Concurrently with this offering, Equinor ASA is offering €750,000,000 aggregate principal amount of its 0.75% Notes due 22 May 2026 and €1,000,000,000 aggregate principal amount of its 1.375% Notes due 22 May 2032, guaranteed by Equinor Energy AS (the “concurrent offering”). The concurrent offering is being made under Equinor ASA’s European Medium Term Notes programme. Settlement of the notes offered pursuant to the concurrent offering is expected to be on or around May 22, 2020. This term sheet is not an offer to sell or a solicitation of an offer to buy any securities being offered in the concurrent offering. The closing of this offering and the concurrent offering are not conditioned on each other.
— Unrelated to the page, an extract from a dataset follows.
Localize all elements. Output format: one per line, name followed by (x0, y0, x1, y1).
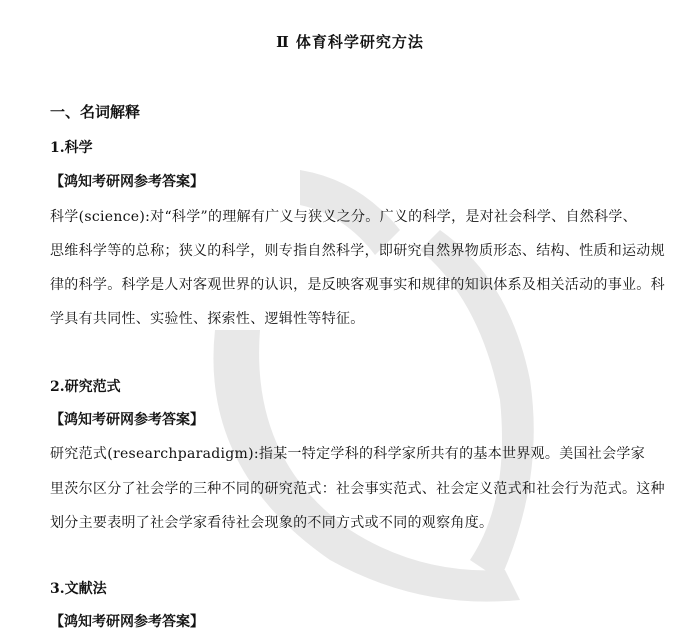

The Issuer and the Guarantor have filed a registration statement (including a prospectus and a preliminary prospectus supplement) with the Securities and Exchange Commission (the “SEC”) for the offering to which this communication relates. Before you invest, you should read the prospectus and the preliminary prospectus supplement in that registration statement and the other documents the Issuer and the Guarantor have filed with the SEC for more complete information about the Issuer, the Guarantor and this offering. You may get these documents for free by visiting EDGAR on the SEC website at www.sec.gov. Alternatively, the Issuer, any underwriter or any dealer participating in the offering will arrange to send you the prospectus if you request it by calling (i) Barclays Capital Inc. at1-888-603-5847, (ii) BNP Paribas Securities Corp. at1-800-854-5674, (iii) BofA Securities, Inc. at1-800-294-1322, (iv) DNB Markets, Inc. at1-212-681-3800 (v) J.P. Morgan Securities LLC. at 1-212-834-4533 or (vi) Goldman Sachs & Co. LLC at1-866-471-2526.